The increasing strategic emphasis on long-term cislunar operations has catalyzed academic research efforts in recent years toward the development of efficient low-thrust mission architectures to key cislunar orbits. These missions, typically characterized by long thrust arcs, are particularly vulnerable to missed thrust events, which can disrupt mission performance if not adequately addressed early in the trajectory design process. Existing approaches for missed thrust design involve solving high-dimensional nonlinear programs, where constructing effective initial guesses can be challenging.

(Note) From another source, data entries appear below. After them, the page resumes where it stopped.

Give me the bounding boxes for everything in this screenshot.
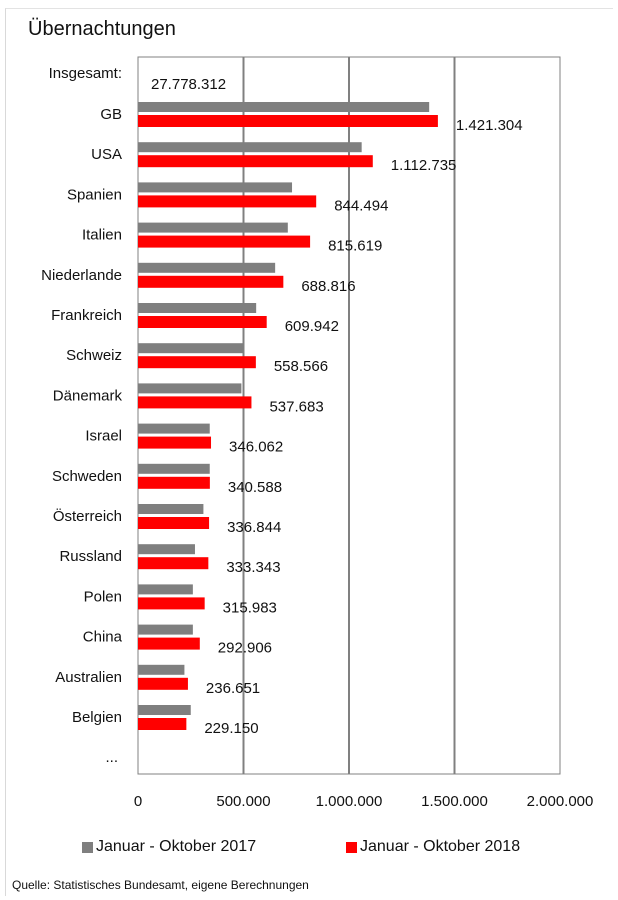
legend-label-2017: Januar - Oktober 2017 bbox=[96, 838, 257, 855]
data-label-2018: 609.942 bbox=[285, 318, 339, 335]
data-label-2018: 537.683 bbox=[269, 398, 323, 415]
category-label: Frankreich bbox=[51, 307, 122, 324]
category-label: Niederlande bbox=[41, 267, 122, 284]
bar-2018 bbox=[138, 316, 267, 328]
bar-2017 bbox=[138, 142, 362, 153]
bar-2018 bbox=[138, 195, 317, 208]
bar-2017 bbox=[138, 182, 293, 193]
total-value-label: 27.778.312 bbox=[151, 76, 226, 93]
bar-2018 bbox=[138, 436, 212, 449]
legend-swatch-2017 bbox=[82, 841, 93, 853]
data-label-2018: 229.150 bbox=[204, 720, 258, 737]
ellipsis-label: ... bbox=[105, 749, 118, 766]
category-label: Russland bbox=[59, 548, 122, 565]
bar-2018 bbox=[138, 396, 252, 409]
category-label: Schweden bbox=[52, 468, 122, 485]
category-label: China bbox=[83, 629, 123, 646]
data-label-2018: 315.983 bbox=[223, 599, 277, 616]
bar-2018 bbox=[138, 557, 209, 570]
data-label-2018: 336.844 bbox=[227, 519, 281, 536]
bar-2017 bbox=[138, 463, 210, 474]
bar-2017 bbox=[138, 303, 257, 313]
data-label-2018: 236.651 bbox=[206, 680, 260, 697]
legend-item-2017: Januar - Oktober 2017 bbox=[82, 838, 256, 856]
data-label-2018: 346.062 bbox=[229, 439, 283, 456]
x-tick-label: 0 bbox=[134, 793, 142, 810]
x-tick-label: 1.500.000 bbox=[421, 793, 488, 810]
bar-2017 bbox=[138, 222, 288, 233]
x-tick-label: 2.000.000 bbox=[527, 793, 594, 810]
data-label-2018: 1.421.304 bbox=[456, 117, 523, 134]
data-label-2018: 815.619 bbox=[328, 238, 382, 255]
bar-2017 bbox=[138, 584, 193, 595]
category-label: Spanien bbox=[67, 186, 122, 203]
bar-2017 bbox=[138, 102, 430, 112]
bar-2018 bbox=[138, 718, 187, 730]
legend-label-2018: Januar - Oktober 2018 bbox=[360, 838, 521, 855]
bar-2017 bbox=[138, 504, 204, 514]
bar-2017 bbox=[138, 262, 276, 273]
category-label: Israel bbox=[85, 428, 122, 445]
bar-2018 bbox=[138, 637, 200, 650]
bar-2018 bbox=[138, 517, 210, 529]
bar-2017 bbox=[138, 423, 210, 434]
category-label: Schweiz bbox=[66, 347, 122, 364]
bar-2018 bbox=[138, 155, 373, 168]
bar-2018 bbox=[138, 275, 284, 288]
chart-title: Übernachtungen bbox=[28, 18, 176, 40]
x-tick-label: 1.000.000 bbox=[316, 793, 383, 810]
data-label-2018: 688.816 bbox=[301, 278, 355, 295]
bar-chart: 0 500.000 1.000.000 1.500.000 2.000.000 Insge… bbox=[41, 56, 594, 810]
x-tick-label: 500.000 bbox=[216, 793, 270, 810]
bar-2017 bbox=[138, 705, 191, 715]
category-label: Dänemark bbox=[53, 387, 123, 404]
category-label: USA bbox=[91, 146, 122, 163]
total-label: Insgesamt: bbox=[49, 65, 122, 82]
bar-2018 bbox=[138, 677, 188, 690]
bar-2017 bbox=[138, 664, 185, 675]
category-label: Polen bbox=[84, 588, 122, 605]
category-label: Belgien bbox=[72, 709, 122, 726]
category-label: GB bbox=[100, 106, 122, 123]
source-note: Quelle: Statistisches Bundesamt, eigene … bbox=[12, 878, 309, 892]
bar-2018 bbox=[138, 115, 438, 127]
legend-swatch-2018 bbox=[346, 841, 357, 853]
bar-2017 bbox=[138, 624, 193, 635]
bar-2018 bbox=[138, 356, 256, 369]
data-label-2018: 1.112.735 bbox=[391, 157, 457, 174]
data-label-2018: 340.588 bbox=[228, 479, 282, 496]
bar-2017 bbox=[138, 343, 244, 354]
legend-item-2018: Januar - Oktober 2018 bbox=[346, 838, 520, 856]
bar-2018 bbox=[138, 235, 311, 248]
chart-frame bbox=[5, 8, 613, 896]
bar-2018 bbox=[138, 597, 205, 610]
bar-2017 bbox=[138, 383, 242, 394]
category-label: Österreich bbox=[53, 507, 122, 525]
data-label-2018: 333.343 bbox=[226, 559, 280, 576]
category-label: Australien bbox=[55, 669, 122, 686]
data-label-2018: 558.566 bbox=[274, 358, 328, 375]
data-label-2018: 292.906 bbox=[218, 640, 272, 657]
category-label: Italien bbox=[82, 227, 122, 244]
bar-2017 bbox=[138, 544, 195, 555]
bar-2018 bbox=[138, 476, 210, 489]
data-label-2018: 844.494 bbox=[334, 197, 388, 214]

Efficient global search approaches are therefore essential during the preliminary mission design phase, where rapid exploration of the solution space is necessary under evolving operational constraints. To improve the computational efficiency, solution quality, and depth of robustness of solutions from global search, we compare two initial guess generation strategies: a baseline nonconditional approach, which samples from a static distribution with global support, and a conditional approach, which generates initial guesses conditioned on solutions to simpler problems with lower depths of robustness. The conditional approach offers a sequential procedure for solving increasingly robust problems. We validate the improvements in the conditional approach using a low-thrust, minimum-fuel case study for the Lunar Gateway Power and Propulsion Element, where our results show significant improvements in feasibility ratio, convergence rate, and solution quality (measured by reduced propellant consumption), demonstrating its potential in missed thrust design.